Une fois arrivée au cimetière, Perséphone regarda tout autour, cherchant Hadès. Mais il n’était pas là. Ne sachant pas si elle devait se sentir déçue ou soulagée, elle ouvrit la pomme grenade en la frappant contre une pierre tombale et s’installa sur l’herbe pour déguster son fruit préféré.

Elle était bien toute seule. Il n’y avait personne pour lui dire quoi faire et qui voir ou ne pas voir. Elle suça la pulpe sucrée et juteuse qui entourait chaque grain du fruit, puis recrachait ceux-ci, se mettant au défi de les lancer chaque fois plus loin.

Soudainement, le sol s’ouvrit avec fracas devant elle et Hadès apparut, monté sur son étalon.

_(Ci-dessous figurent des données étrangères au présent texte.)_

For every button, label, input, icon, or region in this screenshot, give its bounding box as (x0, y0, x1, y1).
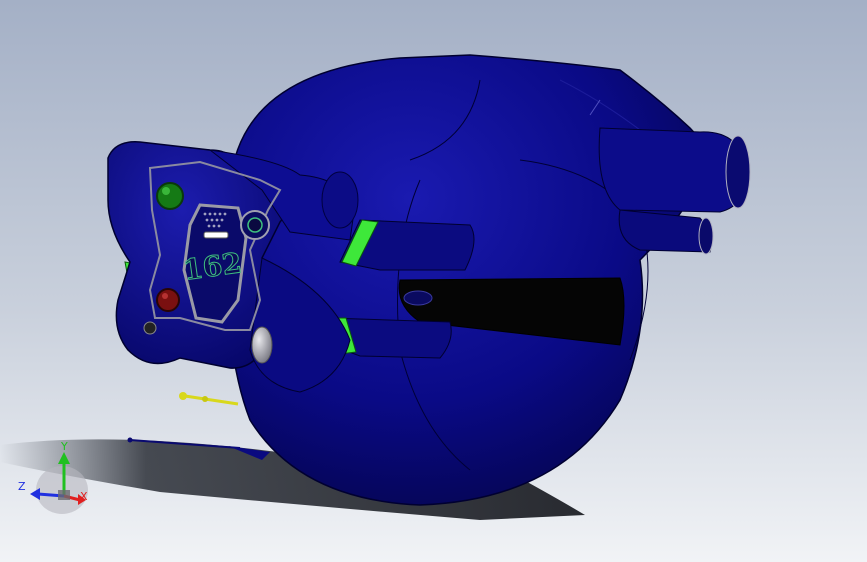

Dans sa surprise, Perséphone avala le grain qu’elle s’apprêtait à recracher.

Hadès sauta de cheval.

— Pourquoi es-tu revenue ? demanda-t-il, grincheux.

Elle déglutit, se sentant gênée. Elle avait voulu le voir. Pourquoi semblait-il si désolé de la voir, lui ?

— Je te l’ai déjà dit, j’aime être ici, dit-elle.

Hadès fronça les sourcils.

— Tu n’as pas imaginé que je pourrais y venir aussi ?

— Et alors ? répondit Perséphone en relevant le menton.

— Tu m’as évité toute la journée à l’école, dit-il d’une voix accusatrice.

« Alors, c’était ça », pensa Perséphone.

Elle avait espéré qu’il ne l’ait pas remarqué.

— Écoute, je suis vraiment désolée.

Elle lui tendit l’autre moitié de sa pomme grenade en offrande de paix.

— Tu en veux ? C’est délicieux. Nous pourrions faire un concours de crachat de grains de grenade, ajouta-t-elle en souriant lorsqu’elle le vit hésiter.

En la voyant sourire, sa mauvaise humeur sembla fondre comme neige au soleil.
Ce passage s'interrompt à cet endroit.